A growing number of state regulators require power and water companies to educate their customers about conservation, and that's good news for Sparks-based Resource Action Programs.
The company assembles kits of conservation hardware low-flow showerheads, compact fluorescent light bulbs and the like that are distributed in brightly colored boxes along with workbooks and other educational material to schoolchildren across the nation.
In some instances, Resource Action Programs works directly with adults. It contracted, for instance, with the Oklahoma Department of Housing Services to provide education and energy-saving products to low-income consumers.
Despite a 70,000-square-foot warehouse filled with boxes, printed material and energy-saving products, two intangibles data and relationships provide the company's competitive advantage, says Jim Heier, vice president of sales and marketing for the privately held company.
Through much of its 18-year history, Resource Action Programs has been carefully surveying participants in its programs the families of schoolchildren who participate in its classroom program as well adults who participate directly.
It's able to report, for instance, that participants in RAP programs nationwide last year saved more than 51 million kilowatts of electricity and 914 million gallons of water after installing the hardware and following the tips in the company's kits.

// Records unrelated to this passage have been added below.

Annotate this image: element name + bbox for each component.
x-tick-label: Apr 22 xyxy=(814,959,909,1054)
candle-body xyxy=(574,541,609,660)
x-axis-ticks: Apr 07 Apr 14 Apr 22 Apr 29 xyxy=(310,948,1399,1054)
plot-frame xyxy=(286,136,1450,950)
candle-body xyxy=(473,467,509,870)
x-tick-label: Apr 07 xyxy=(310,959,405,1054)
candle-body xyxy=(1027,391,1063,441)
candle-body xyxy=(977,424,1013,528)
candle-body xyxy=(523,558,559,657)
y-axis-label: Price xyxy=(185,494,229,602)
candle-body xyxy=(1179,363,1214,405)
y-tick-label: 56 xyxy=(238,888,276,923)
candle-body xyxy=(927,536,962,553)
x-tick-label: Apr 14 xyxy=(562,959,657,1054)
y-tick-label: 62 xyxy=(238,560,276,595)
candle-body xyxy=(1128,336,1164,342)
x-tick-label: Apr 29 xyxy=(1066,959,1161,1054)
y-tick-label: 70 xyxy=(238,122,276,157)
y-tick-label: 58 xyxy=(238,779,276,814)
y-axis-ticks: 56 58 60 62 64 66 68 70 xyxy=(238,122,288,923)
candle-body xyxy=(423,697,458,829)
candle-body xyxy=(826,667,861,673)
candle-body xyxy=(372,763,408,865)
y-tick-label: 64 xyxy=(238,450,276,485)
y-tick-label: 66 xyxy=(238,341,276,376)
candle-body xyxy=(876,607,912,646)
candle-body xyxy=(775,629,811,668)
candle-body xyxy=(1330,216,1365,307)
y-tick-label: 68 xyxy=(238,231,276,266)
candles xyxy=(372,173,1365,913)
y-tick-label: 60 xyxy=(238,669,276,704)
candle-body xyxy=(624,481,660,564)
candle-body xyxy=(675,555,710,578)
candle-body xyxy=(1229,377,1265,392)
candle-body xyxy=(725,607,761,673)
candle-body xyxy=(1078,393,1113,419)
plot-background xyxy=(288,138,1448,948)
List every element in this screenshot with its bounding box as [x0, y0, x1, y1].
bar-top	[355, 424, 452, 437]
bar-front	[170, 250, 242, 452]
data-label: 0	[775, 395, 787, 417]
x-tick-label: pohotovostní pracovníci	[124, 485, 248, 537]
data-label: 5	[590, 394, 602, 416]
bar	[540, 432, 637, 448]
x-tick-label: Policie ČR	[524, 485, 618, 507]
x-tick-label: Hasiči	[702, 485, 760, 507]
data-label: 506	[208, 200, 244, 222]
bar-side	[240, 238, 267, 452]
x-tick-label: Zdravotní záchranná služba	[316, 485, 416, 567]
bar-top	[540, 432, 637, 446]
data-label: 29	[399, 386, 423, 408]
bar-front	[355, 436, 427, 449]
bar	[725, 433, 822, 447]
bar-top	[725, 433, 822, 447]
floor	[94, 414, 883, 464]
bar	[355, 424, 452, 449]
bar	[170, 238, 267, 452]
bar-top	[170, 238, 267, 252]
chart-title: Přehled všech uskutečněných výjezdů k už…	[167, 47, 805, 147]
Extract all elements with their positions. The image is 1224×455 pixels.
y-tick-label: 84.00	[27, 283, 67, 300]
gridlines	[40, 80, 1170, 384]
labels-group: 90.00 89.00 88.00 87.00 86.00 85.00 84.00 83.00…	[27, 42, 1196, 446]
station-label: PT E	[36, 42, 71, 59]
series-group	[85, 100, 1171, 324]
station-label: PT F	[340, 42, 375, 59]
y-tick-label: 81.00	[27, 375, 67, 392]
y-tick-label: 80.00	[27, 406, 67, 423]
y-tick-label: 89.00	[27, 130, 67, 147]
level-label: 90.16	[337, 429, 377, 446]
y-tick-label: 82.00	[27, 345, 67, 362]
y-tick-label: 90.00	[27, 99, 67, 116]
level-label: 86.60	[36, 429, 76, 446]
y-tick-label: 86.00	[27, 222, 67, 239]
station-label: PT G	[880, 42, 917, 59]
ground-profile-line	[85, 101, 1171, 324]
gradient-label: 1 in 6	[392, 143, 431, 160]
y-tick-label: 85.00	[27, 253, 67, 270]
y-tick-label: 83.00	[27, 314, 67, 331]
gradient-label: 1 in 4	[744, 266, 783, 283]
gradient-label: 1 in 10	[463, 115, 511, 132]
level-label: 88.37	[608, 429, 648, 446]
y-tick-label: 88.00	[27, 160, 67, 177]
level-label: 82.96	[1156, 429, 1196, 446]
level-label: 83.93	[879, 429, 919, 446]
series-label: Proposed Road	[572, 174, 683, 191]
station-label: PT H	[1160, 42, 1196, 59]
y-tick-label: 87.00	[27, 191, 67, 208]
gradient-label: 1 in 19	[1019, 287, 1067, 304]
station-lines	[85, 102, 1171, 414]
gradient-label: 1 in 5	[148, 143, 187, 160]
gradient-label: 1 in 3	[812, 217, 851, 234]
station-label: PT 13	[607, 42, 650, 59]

That's obviously important information to utility executives who need to tell their shareholders and regulators that their investment in educational programs pays off, says Heier.
But the data is taking more importance, says RAP President Joseph Thrasher, as state regulators and utility executives increasingly demand quantifiable information as one of the terms of their contract with RAP.
In fact, the company's new marketing campaign carries the tagline "Change Inspired," an effort to reflect its results-oriented focus.
A key to a successful program, Heier says, is the work the company has undertaken to develop relationships with the teachers whose enthusiasm or lack of enthusiasm can be carried home by their students.
RAP helps teachers fit the four- to 10-hour energy-conservation programs into existing curriculum, lines up educational experts to ensure that its hands-on lessons make sense to kids and helps teachers understand how conservation can improve the lives of their students' families.
Most of the school programs target fifth- and sixth-grade classes. RAP figures its school programs touch the lives of roughly 500,000 families a year.
Thrasher says the company's growth demands close attention to hiring the right people for positions that range from warehousing and kit-assembly to information technology.
RAP employs about 50 today.
Along with its sister company, ETL, a maker of showerheads and wall vaults, RAP moved to its location on United Circle in Sparks from Modesto in late 2009.
Some veterans of the company chose to stay in the Modesto area when the company moved, Thrasher says, and the company has been recruiting new workers in northern Nevada with the ability to learn its systems.
That's not as easy as it looks. RAP figures the learning curve for most positions is about 18 months because its business is so different from most and surprisingly complex. Another complicating factor, says Larry Weight, vice president of operations, arises because almost every contract landed by RAP is different from the last.
And the company is slowly moving in-house some of the functions such as printing that it previously contracted to outside suppliers.